Show HN: A local-first, reversible PII scrubber for AI workflows

23 pointsposted 11 hours ago
by tjruesch

5 Comments

minixalpha

13 minutes ago

I'd like to know if there's a tool that can automatically replace sensitive information before I paste content into ChatGPT, and then automatically restore the sensitive information when I copy the results from ChatGPT. The logic for both "replacement" and "restoration" should be handled locally on my computer.

welcome_dragon

2 hours ago

Reversible as in you can re-identify? That sounds not secure

bigiain

44 minutes ago

The post discusses that:

Security First

Because the “PII Map” (the link between ID:1 and John Smith) effectively is the PII, we treat it as sensitive material.
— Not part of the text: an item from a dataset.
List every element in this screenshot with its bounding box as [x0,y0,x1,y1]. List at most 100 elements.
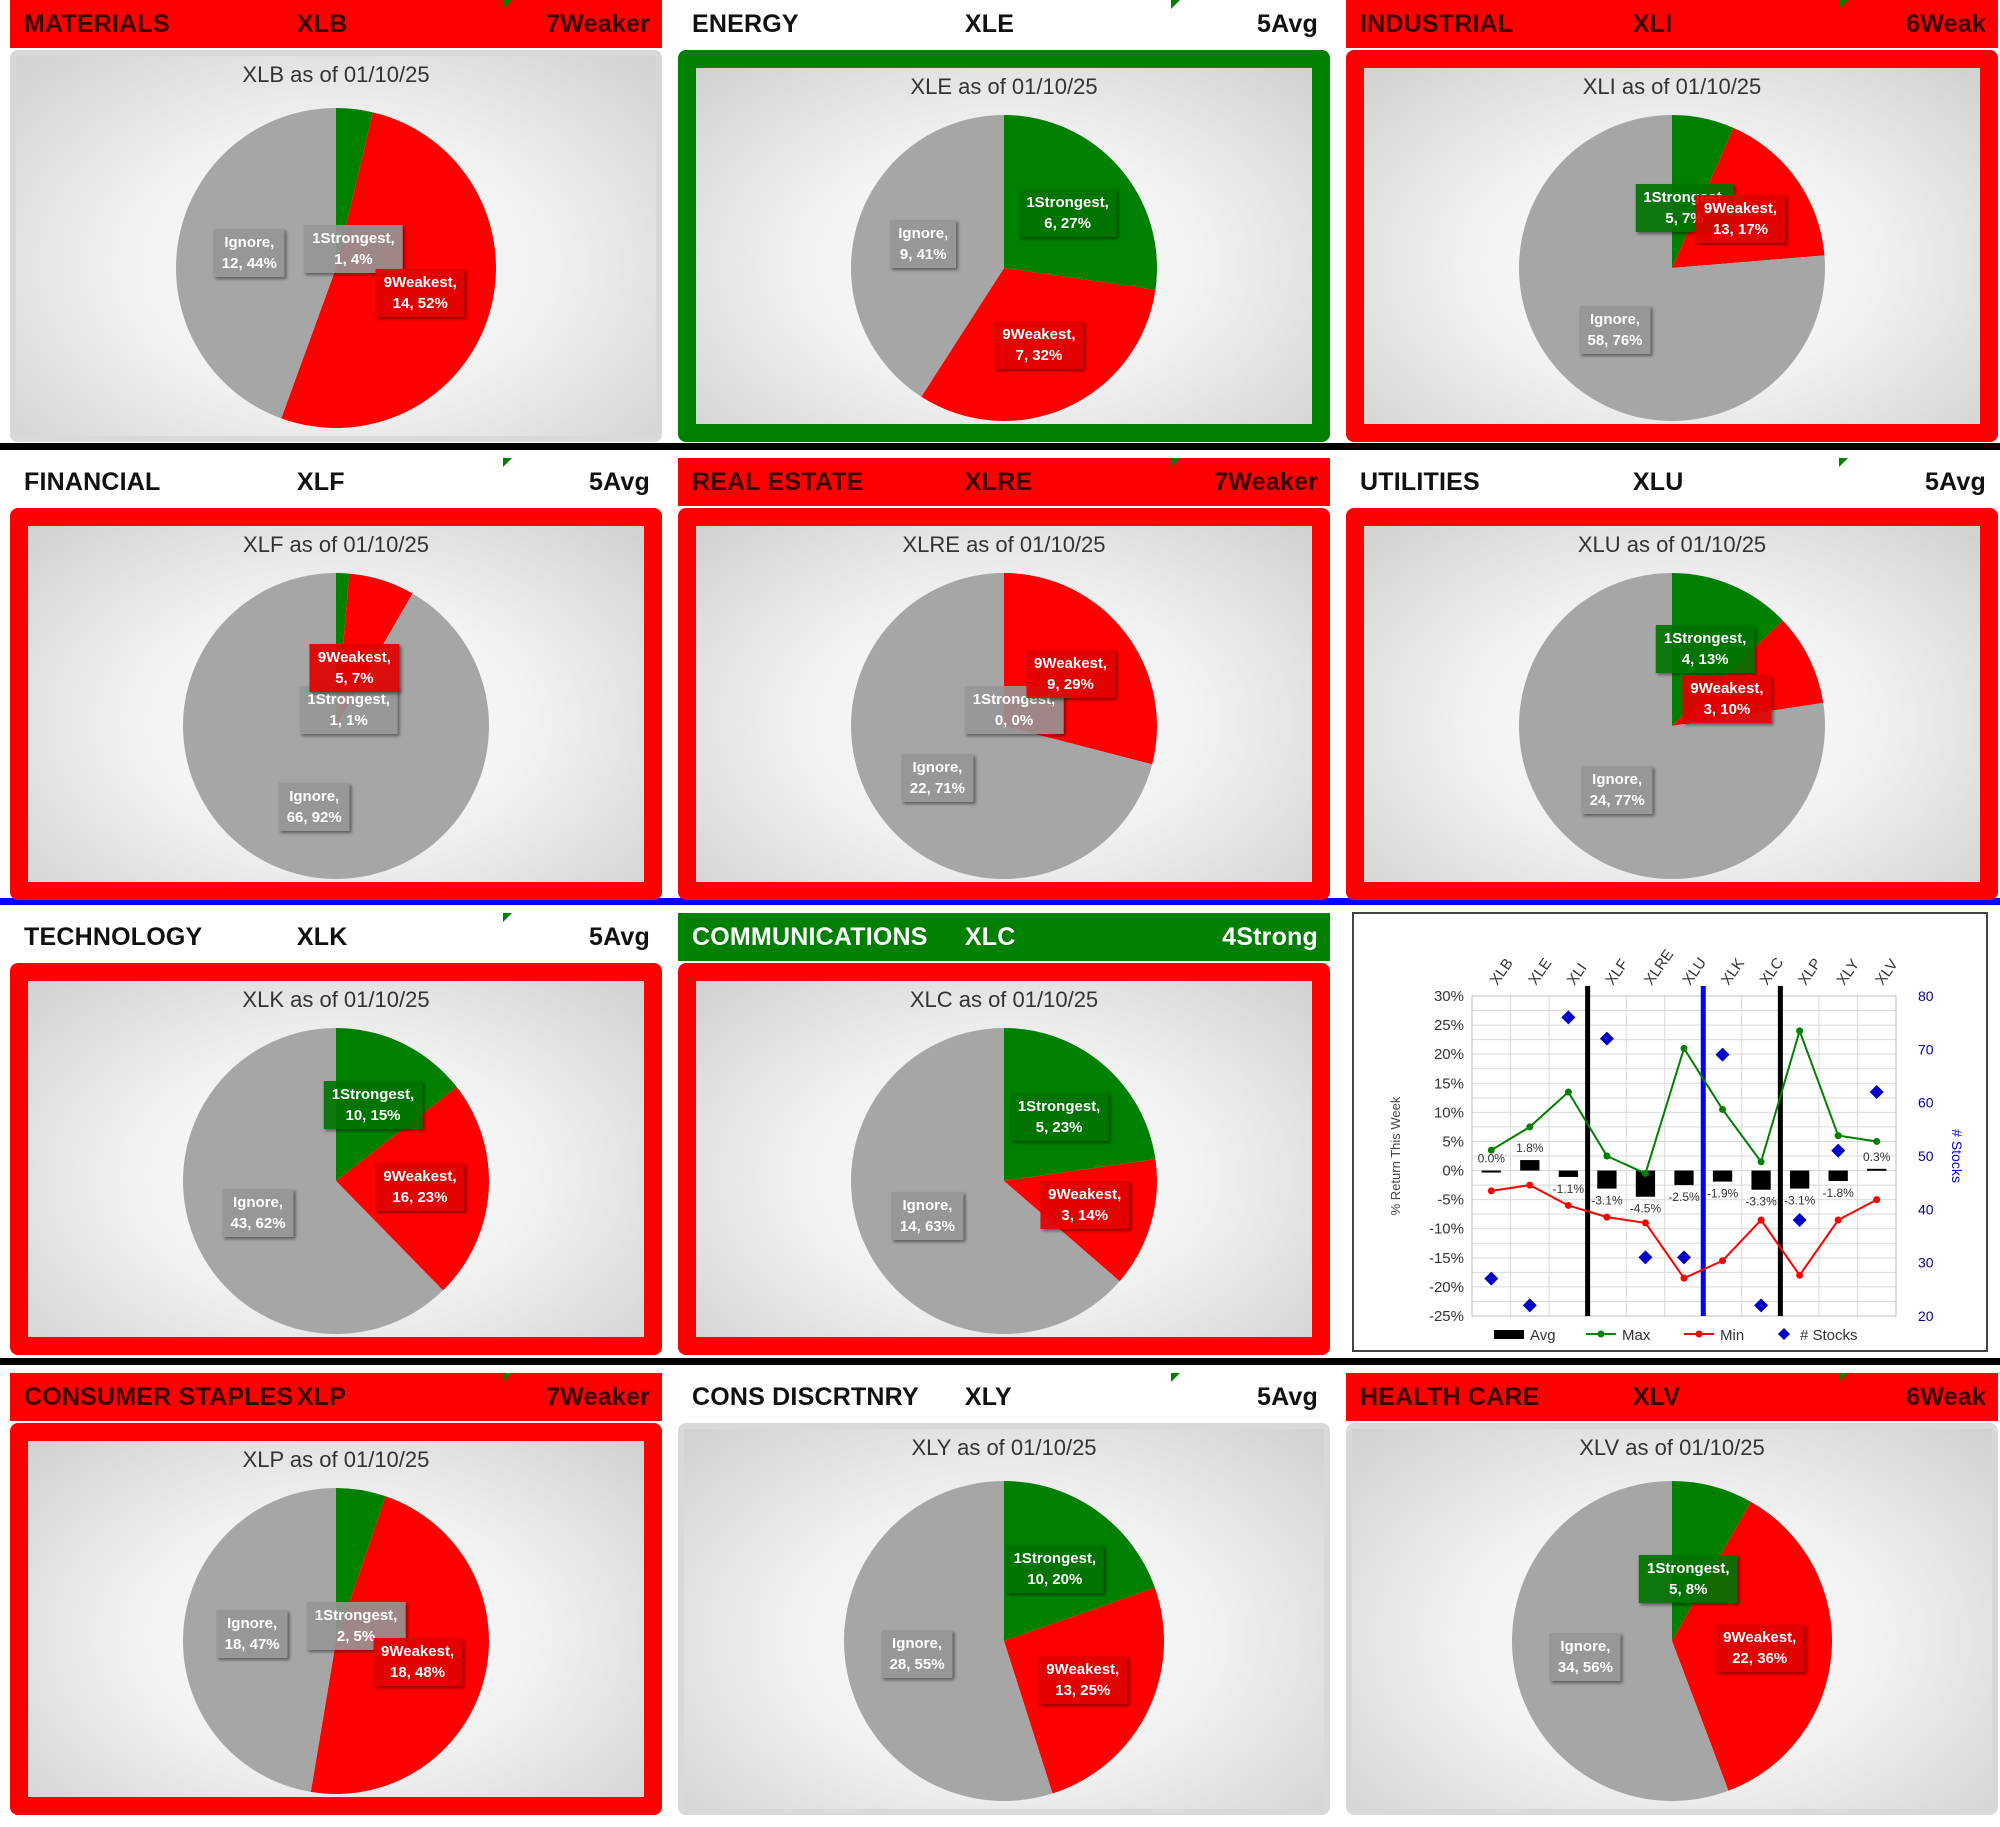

The library includes a crypto module that forces AES-256-GCM encryption for the mapping table. The raw PII never leaves the local memory space, and the state object that persists between the masking and rehydration steps is encrypted at rest.

I've bookmarked this for inspiration for a medium/long term project I am considering building. I'd like to be able to take dumps of our production database and automatically (one way) anonymize it. Replacing all names with meaningless but semantically representative placeholders (gender matching where obvious - Alice, Bob, Mallory, Eve, Trent perhaps, and gender neutral like Jamie or Alex when suitable). Use similar techniques to rewrite email addresses (alice@example.org, bob@example.com, mallory@example.net) and addresses/placenames/whatever else can be pulled out with Named Entity Recognition. I suspect I'll in general be able to do a higher accuracy version of this, since I'll have an understanding of the database structure and we're already in the process of adding metadata about table and column data sensitivity. I will definitely be checking out the regexes and NER models used here.

fluidcruft

44 minutes ago

My hope is it means it assigns coded identifiers and the key remains local. When the document returns, the identifiers can be restored. So the PII itself never leaves the premises.

handfuloflight

2 hours ago

This is an awesome share and development. Kudos!